Uhhh... this has nothing to do with spazzing or horse issues. People have gotten hurt from falling when it was *their* fault. I have trouble keeping my balance and have fallen before. I'm glad I was wearing a helmet because I landed on my forearms and rolled to the side, risking head injury. 

Sometimes the horse has accidents. My sister has lost balance when a horse tripped and she fell against a fence post, banging her head. But you know what? She's fine because she had a helmet on. It's not always about behavioral issues or "wussification". The horse she was riding was a great horse and even used for lessons. That horse never acted up, but slip ups happen. 

Also, lets forget about *our* horses for a second. In western pleasure you ride with others in a ring. What if their horses had a bad day and came charging at you or accidentally injury you/your horse? It's happened before, but if you're well prepared you decrease the risk of injury. 

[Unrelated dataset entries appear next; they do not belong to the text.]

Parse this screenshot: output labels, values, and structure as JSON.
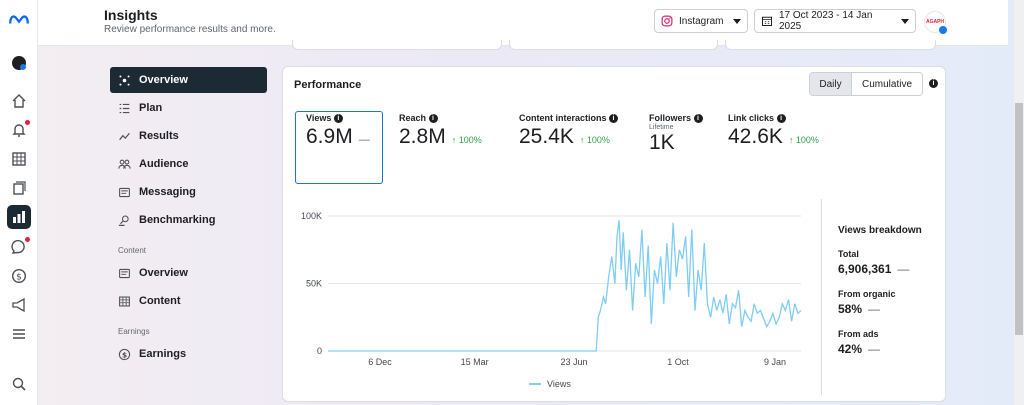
{
  "header": {
    "title": "Insights",
    "subtitle": "Review performance results and more.",
    "platform": "Instagram",
    "date_range": "17 Oct 2023 - 14 Jan 2025",
    "avatar_text": "AGAPH"
  },
  "sidebar": {
    "items": [
      {
        "label": "Overview",
        "icon": "overview-icon"
      },
      {
        "label": "Plan",
        "icon": "plan-icon"
      },
      {
        "label": "Results",
        "icon": "results-icon"
      },
      {
        "label": "Audience",
        "icon": "audience-icon"
      },
      {
        "label": "Messaging",
        "icon": "messaging-icon"
      },
      {
        "label": "Benchmarking",
        "icon": "benchmarking-icon"
      }
    ],
    "content_section": "Content",
    "content_items": [
      {
        "label": "Overview",
        "icon": "content-overview-icon"
      },
      {
        "label": "Content",
        "icon": "content-table-icon"
      }
    ],
    "earnings_section": "Earnings",
    "earnings_items": [
      {
        "label": "Earnings",
        "icon": "dollar-icon"
      }
    ]
  },
  "performance": {
    "title": "Performance",
    "toggle_daily": "Daily",
    "toggle_cumulative": "Cumulative",
    "metrics": [
      {
        "label": "Views",
        "value": "6.9M",
        "delta": "—"
      },
      {
        "label": "Reach",
        "value": "2.8M",
        "delta": "↑ 100%"
      },
      {
        "label": "Content interactions",
        "value": "25.4K",
        "delta": "↑ 100%"
      },
      {
        "label": "Followers",
        "sublabel": "Lifetime",
        "value": "1K",
        "delta": ""
      },
      {
        "label": "Link clicks",
        "value": "42.6K",
        "delta": "↑ 100%"
      }
    ]
  },
  "breakdown": {
    "title": "Views breakdown",
    "total_label": "Total",
    "total_value": "6,906,361",
    "organic_label": "From organic",
    "organic_value": "58%",
    "ads_label": "From ads",
    "ads_value": "42%",
    "dash": "—"
  },
  "chart_data": {
    "type": "line",
    "ylim": [
      0,
      100000
    ],
    "ytick_labels": [
      "100K",
      "50K",
      "0"
    ],
    "yticks": [
      100000,
      50000,
      0
    ],
    "xtick_labels": [
      "6 Dec",
      "15 Mar",
      "23 Jun",
      "1 Oct",
      "9 Jan"
    ],
    "series": [
      {
        "name": "Views",
        "color": "#7fcdf2",
        "x": [
          "2023-10-17",
          "2023-11-15",
          "2023-12-15",
          "2024-01-15",
          "2024-02-15",
          "2024-03-15",
          "2024-04-15",
          "2024-05-15",
          "2024-06-15",
          "2024-07-01",
          "2024-07-03",
          "2024-07-05",
          "2024-07-08",
          "2024-07-10",
          "2024-07-13",
          "2024-07-16",
          "2024-07-19",
          "2024-07-21",
          "2024-07-23",
          "2024-07-25",
          "2024-07-27",
          "2024-07-30",
          "2024-08-02",
          "2024-08-05",
          "2024-08-08",
          "2024-08-11",
          "2024-08-14",
          "2024-08-17",
          "2024-08-20",
          "2024-08-23",
          "2024-08-26",
          "2024-08-29",
          "2024-09-01",
          "2024-09-04",
          "2024-09-07",
          "2024-09-10",
          "2024-09-13",
          "2024-09-16",
          "2024-09-19",
          "2024-09-22",
          "2024-09-25",
          "2024-09-28",
          "2024-10-01",
          "2024-10-04",
          "2024-10-07",
          "2024-10-10",
          "2024-10-13",
          "2024-10-16",
          "2024-10-19",
          "2024-10-22",
          "2024-10-25",
          "2024-10-28",
          "2024-10-31",
          "2024-11-03",
          "2024-11-06",
          "2024-11-09",
          "2024-11-12",
          "2024-11-15",
          "2024-11-18",
          "2024-11-21",
          "2024-11-24",
          "2024-11-27",
          "2024-11-30",
          "2024-12-03",
          "2024-12-06",
          "2024-12-09",
          "2024-12-12",
          "2024-12-15",
          "2024-12-18",
          "2024-12-21",
          "2024-12-24",
          "2024-12-27",
          "2024-12-30",
          "2025-01-02",
          "2025-01-05",
          "2025-01-08",
          "2025-01-11",
          "2025-01-14"
        ],
        "values": [
          0,
          0,
          0,
          0,
          0,
          0,
          0,
          0,
          0,
          0,
          25000,
          30000,
          40000,
          35000,
          55000,
          70000,
          50000,
          85000,
          97000,
          60000,
          88000,
          45000,
          75000,
          30000,
          65000,
          55000,
          90000,
          40000,
          78000,
          20000,
          60000,
          50000,
          70000,
          35000,
          80000,
          45000,
          95000,
          55000,
          75000,
          68000,
          85000,
          40000,
          90000,
          30000,
          60000,
          45000,
          80000,
          35000,
          25000,
          40000,
          30000,
          38000,
          28000,
          42000,
          20000,
          35000,
          32000,
          45000,
          18000,
          30000,
          25000,
          22000,
          35000,
          28000,
          30000,
          24000,
          18000,
          22000,
          28000,
          20000,
          25000,
          35000,
          30000,
          38000,
          22000,
          35000,
          28000,
          30000
        ]
      }
    ],
    "legend": "bottom",
    "grid": true
  }
}
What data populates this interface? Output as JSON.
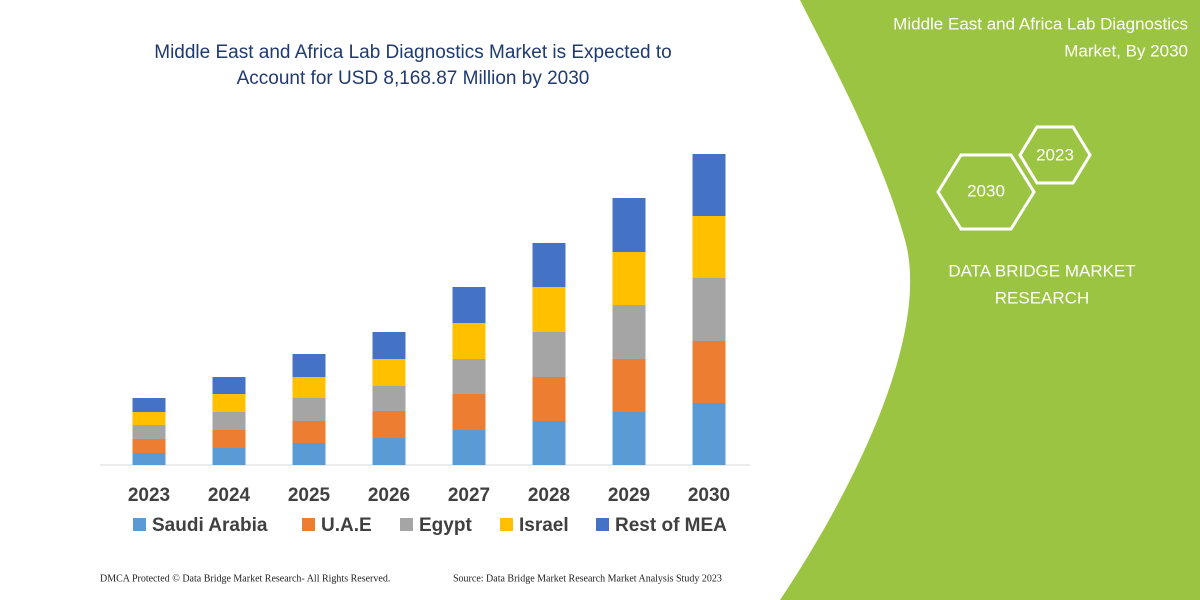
{
  "chart_data": {
    "type": "stacked_bar",
    "title": [
      "Middle East and Africa Lab Diagnostics Market is Expected to",
      "Account for USD 8,168.87 Million by 2030"
    ],
    "categories": [
      "2023",
      "2024",
      "2025",
      "2026",
      "2027",
      "2028",
      "2029",
      "2030"
    ],
    "series": [
      {
        "name": "Saudi Arabia",
        "color": "#5b9bd5",
        "values": [
          12,
          17,
          22,
          27,
          35,
          44,
          53,
          62
        ]
      },
      {
        "name": "U.A.E",
        "color": "#ed7d31",
        "values": [
          14,
          18,
          22,
          27,
          36,
          44,
          53,
          62
        ]
      },
      {
        "name": "Egypt",
        "color": "#a5a5a5",
        "values": [
          14,
          18,
          23,
          25,
          35,
          45,
          54,
          63
        ]
      },
      {
        "name": "Israel",
        "color": "#ffc000",
        "values": [
          13,
          18,
          21,
          27,
          36,
          45,
          53,
          62
        ]
      },
      {
        "name": "Rest of MEA",
        "color": "#4472c4",
        "values": [
          14,
          17,
          23,
          27,
          36,
          44,
          54,
          62
        ]
      }
    ]
  },
  "panel": {
    "heading": [
      "Middle East and Africa Lab Diagnostics",
      "Market, By 2030"
    ],
    "hexagons": [
      "2023",
      "2030"
    ],
    "brand": [
      "DATA BRIDGE MARKET",
      "RESEARCH"
    ]
  },
  "footer": {
    "left": "DMCA Protected © Data Bridge Market Research-  All Rights Reserved.",
    "right": "Source: Data Bridge Market Research  Market Analysis Study 2023"
  }
}
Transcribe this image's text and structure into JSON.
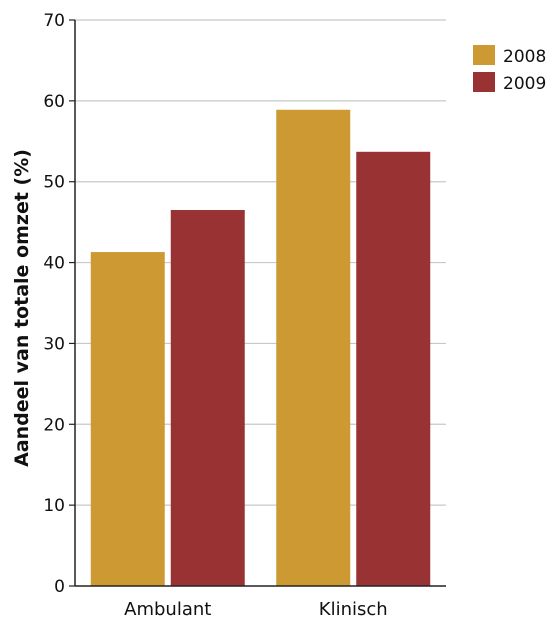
{
  "chart_data": {
    "type": "bar",
    "title": "",
    "xlabel": "",
    "ylabel": "Aandeel van totale omzet (%)",
    "categories": [
      "Ambulant",
      "Klinisch"
    ],
    "series": [
      {
        "name": "2008",
        "color": "#CC9933",
        "values": [
          41.3,
          58.9
        ]
      },
      {
        "name": "2009",
        "color": "#993333",
        "values": [
          46.5,
          53.7
        ]
      }
    ],
    "ylim": [
      0,
      70
    ],
    "yticks": [
      0,
      10,
      20,
      30,
      40,
      50,
      60,
      70
    ],
    "grid": true,
    "legend_position": "top-right"
  }
}
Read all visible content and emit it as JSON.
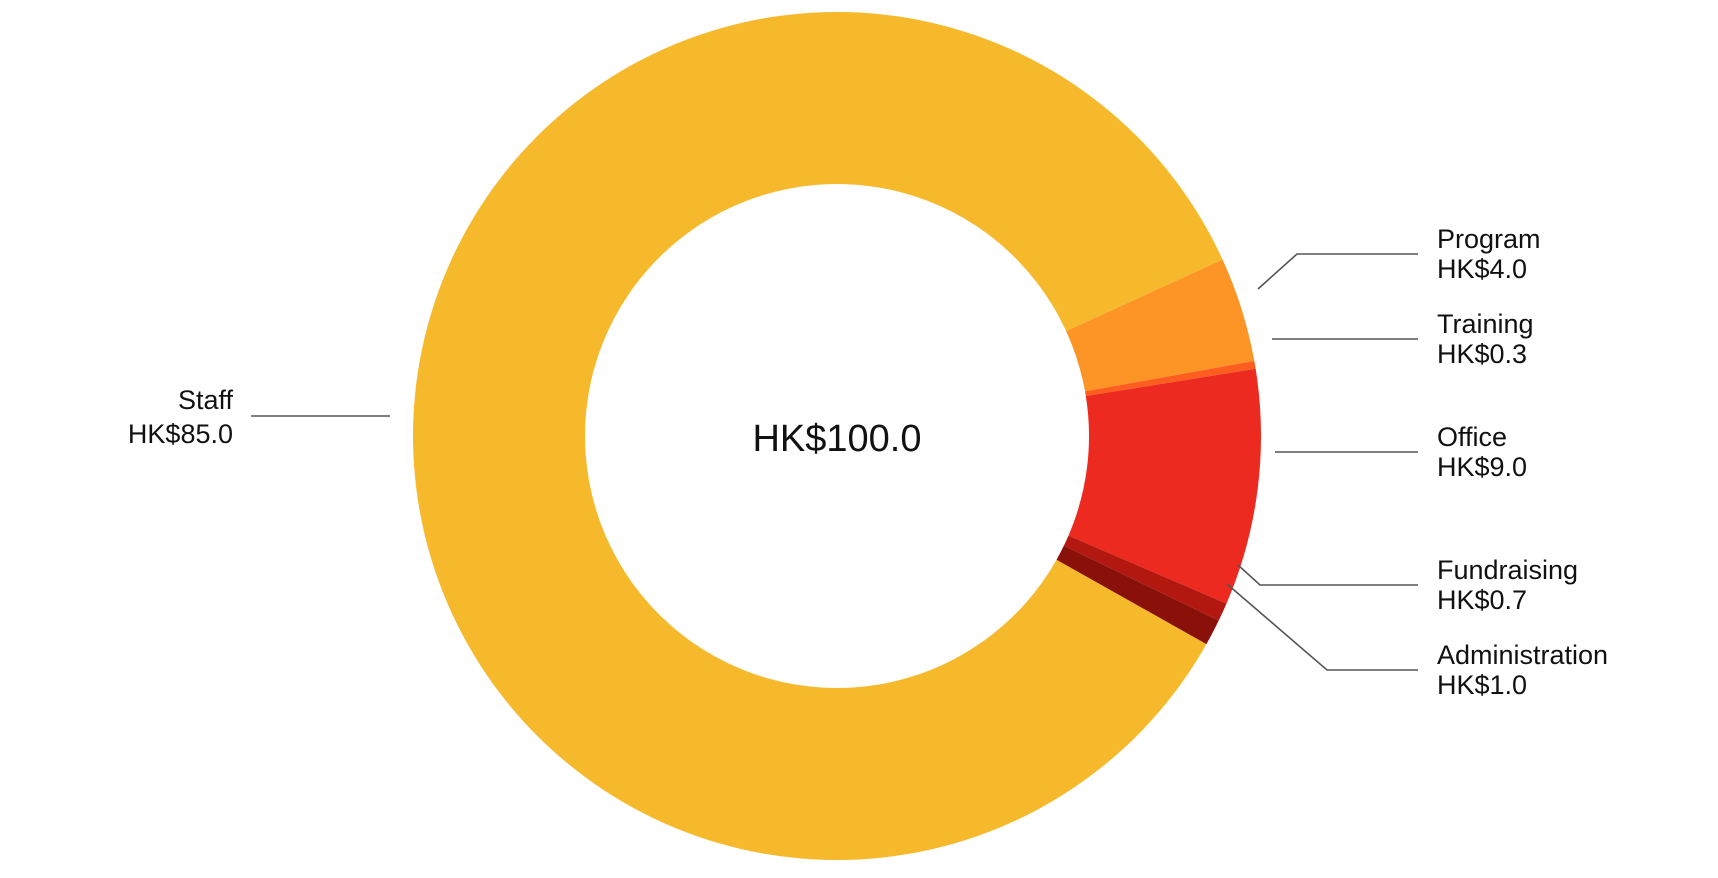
{
  "chart_data": {
    "type": "pie",
    "variant": "donut",
    "center_label": "HK$100.0",
    "slices": [
      {
        "name": "Staff",
        "value": 85.0,
        "label": "HK$85.0",
        "color": "#F6B92C"
      },
      {
        "name": "Program",
        "value": 4.0,
        "label": "HK$4.0",
        "color": "#FC9426"
      },
      {
        "name": "Training",
        "value": 0.3,
        "label": "HK$0.3",
        "color": "#FD5E1F"
      },
      {
        "name": "Office",
        "value": 9.0,
        "label": "HK$9.0",
        "color": "#EC2A20"
      },
      {
        "name": "Fundraising",
        "value": 0.7,
        "label": "HK$0.7",
        "color": "#B2180F"
      },
      {
        "name": "Administration",
        "value": 1.0,
        "label": "HK$1.0",
        "color": "#8A110A"
      }
    ]
  }
}
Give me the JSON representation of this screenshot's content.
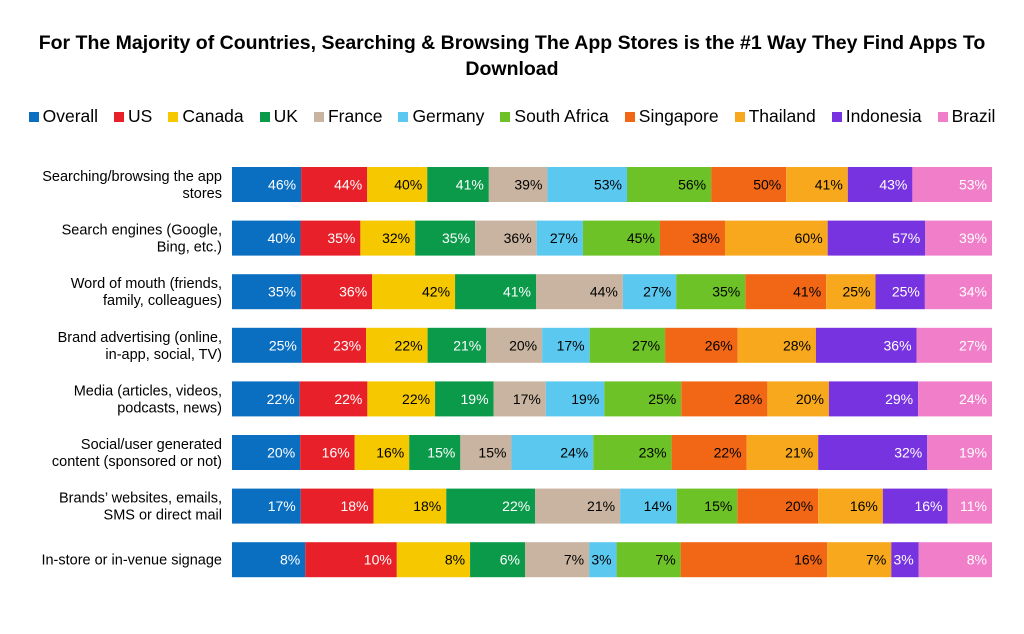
{
  "chart_data": {
    "type": "bar",
    "orientation": "horizontal",
    "stacked": "100%",
    "title": "For The Majority of Countries, Searching & Browsing The App Stores is the #1 Way They Find Apps To Download",
    "legend_position": "top",
    "grid": false,
    "categories": [
      [
        "Searching/browsing the app",
        "stores"
      ],
      [
        "Search engines (Google,",
        "Bing, etc.)"
      ],
      [
        "Word of mouth (friends,",
        "family, colleagues)"
      ],
      [
        "Brand advertising (online,",
        "in-app, social, TV)"
      ],
      [
        "Media (articles, videos,",
        "podcasts, news)"
      ],
      [
        "Social/user generated",
        "content (sponsored or not)"
      ],
      [
        "Brands’ websites, emails,",
        "SMS or direct mail"
      ],
      [
        "In-store or in-venue signage"
      ]
    ],
    "series": [
      {
        "name": "Overall",
        "color": "#0b6fc1",
        "values": [
          46,
          40,
          35,
          25,
          22,
          20,
          17,
          8
        ]
      },
      {
        "name": "US",
        "color": "#e8202a",
        "values": [
          44,
          35,
          36,
          23,
          22,
          16,
          18,
          10
        ]
      },
      {
        "name": "Canada",
        "color": "#f5c800",
        "values": [
          40,
          32,
          42,
          22,
          22,
          16,
          18,
          8
        ]
      },
      {
        "name": "UK",
        "color": "#0a9a4a",
        "values": [
          41,
          35,
          41,
          21,
          19,
          15,
          22,
          6
        ]
      },
      {
        "name": "France",
        "color": "#c8b4a0",
        "values": [
          39,
          36,
          44,
          20,
          17,
          15,
          21,
          7
        ]
      },
      {
        "name": "Germany",
        "color": "#5bc8f0",
        "values": [
          53,
          27,
          27,
          17,
          19,
          24,
          14,
          3
        ]
      },
      {
        "name": "South Africa",
        "color": "#6cc226",
        "values": [
          56,
          45,
          35,
          27,
          25,
          23,
          15,
          7
        ]
      },
      {
        "name": "Singapore",
        "color": "#f26716",
        "values": [
          50,
          38,
          41,
          26,
          28,
          22,
          20,
          16
        ]
      },
      {
        "name": "Thailand",
        "color": "#f7a81c",
        "values": [
          41,
          60,
          25,
          28,
          20,
          21,
          16,
          7
        ]
      },
      {
        "name": "Indonesia",
        "color": "#7733e0",
        "values": [
          43,
          57,
          25,
          36,
          29,
          32,
          16,
          3
        ]
      },
      {
        "name": "Brazil",
        "color": "#f07ec8",
        "values": [
          53,
          39,
          34,
          27,
          24,
          19,
          11,
          8
        ]
      }
    ],
    "value_suffix": "%"
  }
}
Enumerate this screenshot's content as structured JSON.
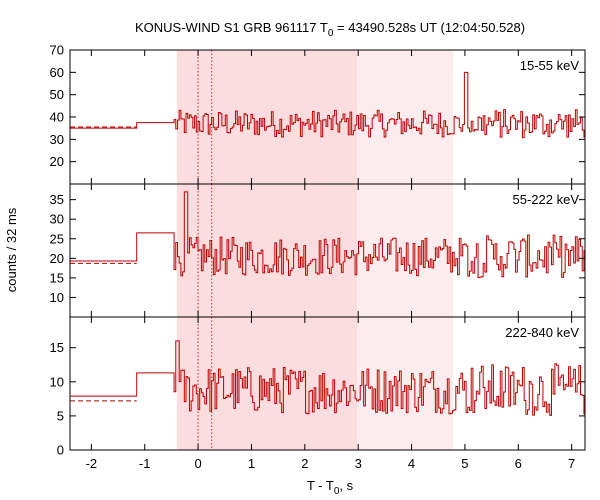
{
  "chart_data": {
    "type": "line",
    "title": "KONUS-WIND S1 GRB 961117 T",
    "title_subscript": "0",
    "title_rest": " = 43490.528s UT (12:04:50.528)",
    "xlabel": "T - T",
    "xlabel_subscript": "0",
    "xlabel_rest": ", s",
    "ylabel": "counts / 32 ms",
    "xlim": [
      -2.4,
      7.25
    ],
    "x_ticks": [
      -2,
      -1,
      0,
      1,
      2,
      3,
      4,
      5,
      6,
      7
    ],
    "x_tick_labels": [
      "-2",
      "-1",
      "0",
      "1",
      "2",
      "3",
      "4",
      "5",
      "6",
      "7"
    ],
    "highlight_regions": [
      {
        "x0": -0.4,
        "x1": 2.98,
        "color": "#fbdde0"
      },
      {
        "x0": 2.98,
        "x1": 4.78,
        "color": "#fdecee"
      }
    ],
    "vertical_markers": [
      0.0,
      0.256
    ],
    "line_color": "#bb0000",
    "panels": [
      {
        "label": "15-55 keV",
        "ylim": [
          10,
          70
        ],
        "y_ticks": [
          20,
          30,
          40,
          50,
          60,
          70
        ],
        "y_tick_labels": [
          "20",
          "30",
          "40",
          "50",
          "60",
          "70"
        ],
        "background": 35.5,
        "pre_steps": [
          {
            "x0": -2.4,
            "x1": -1.15,
            "y": 35
          },
          {
            "x0": -1.15,
            "x1": -0.45,
            "y": 37.5
          }
        ],
        "mean": 37,
        "amp": 6,
        "spikes": [
          {
            "x": 5.0,
            "y": 60
          }
        ]
      },
      {
        "label": "55-222 keV",
        "ylim": [
          5,
          39
        ],
        "y_ticks": [
          10,
          15,
          20,
          25,
          30,
          35
        ],
        "y_tick_labels": [
          "10",
          "15",
          "20",
          "25",
          "30",
          "35"
        ],
        "background": 18.7,
        "pre_steps": [
          {
            "x0": -2.4,
            "x1": -1.15,
            "y": 19.3
          },
          {
            "x0": -1.15,
            "x1": -0.45,
            "y": 26.5
          }
        ],
        "mean": 20.5,
        "amp": 5,
        "spikes": [
          {
            "x": -0.25,
            "y": 37
          }
        ]
      },
      {
        "label": "222-840 keV",
        "ylim": [
          0,
          19.5
        ],
        "y_ticks": [
          0,
          5,
          10,
          15
        ],
        "y_tick_labels": [
          "0",
          "5",
          "10",
          "15"
        ],
        "background": 7.2,
        "pre_steps": [
          {
            "x0": -2.4,
            "x1": -1.15,
            "y": 7.9
          },
          {
            "x0": -1.15,
            "x1": -0.45,
            "y": 11.3
          }
        ],
        "mean": 8.8,
        "amp": 3.5,
        "spikes": [
          {
            "x": -0.4,
            "y": 16
          }
        ]
      }
    ]
  }
}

If riding and training horses is all you want to do - go ahead. If you get brain damage or lose basic motor functions-oh well. If it's your only passion in life, make the most of it and let loose. However, for those who want to be/are lawyers, doctors, teachers,assistants, fry cooks, or anyone that requires their brain to make a steady income-please be safe. You have other things in life you need to do other than your hobby-especially if you're not making money off it. Wearing helmets depends on how much you value horseback riding.


----------



## SilverMaple

Western show classes are very much geared toward 'a look'. Even wearing the wrong style or color of hat will get you marked down. Wearing a helmet would get you a non-placing around here unless it's a 4-H show where every child must wear one. Even at a non-sanctioned Open Show, helmets are few and far between and just not seen at breed shows. So, you can wear your helmet and go enjoy the show and don't worry about it if you get docked, or not wear the helmet. It's up to you. If you just want experience for your horse and are worried he may 'spazz out' then wear one. If you want to be in the ribbons, you're likely to have a much better chance without your helmet unless you end up with one of the rare judges out there who won't care. 

I do see some kids wearing helmets in walk-trot classes/leadline (kids under about age 8) and sometimes in games, but otherwise it's just not done. Right or wrong, it is what it is.


----------



## trailhorserider

This thread is old, old, old! BUT, no harm in reviving it. I think it's an interesting topic for discussion. I think it's interesting that judges place looks over safety. I agree, it sort of ruins the "look." But you know what, riding CAN be dangerous. Stuff can happen. So it's kind of interesting that you would get docked for being safe. But yeah, it does ruin the "look" I admit!


Since I trail ride, and I've always been a bit of a loner, I don't care how I look. However, I do admit wearing a helmet probably makes me look like a wuss. Because that's what I think when I see other people trail riding with a helmet. I think, they must have had a few too many close calls or be scared of their horse. But we each only have one brain. It probably makes sense to protect it if protecting it is only the difference of wearing a helmet instead of a hat.


That's what I figure.......I'm going to be wearing a hat anyway to keep the sun off me. So I might as well wear a helmet with a brim. Does the same job as a hat and could help protect my brain in an accident, so why not?


----------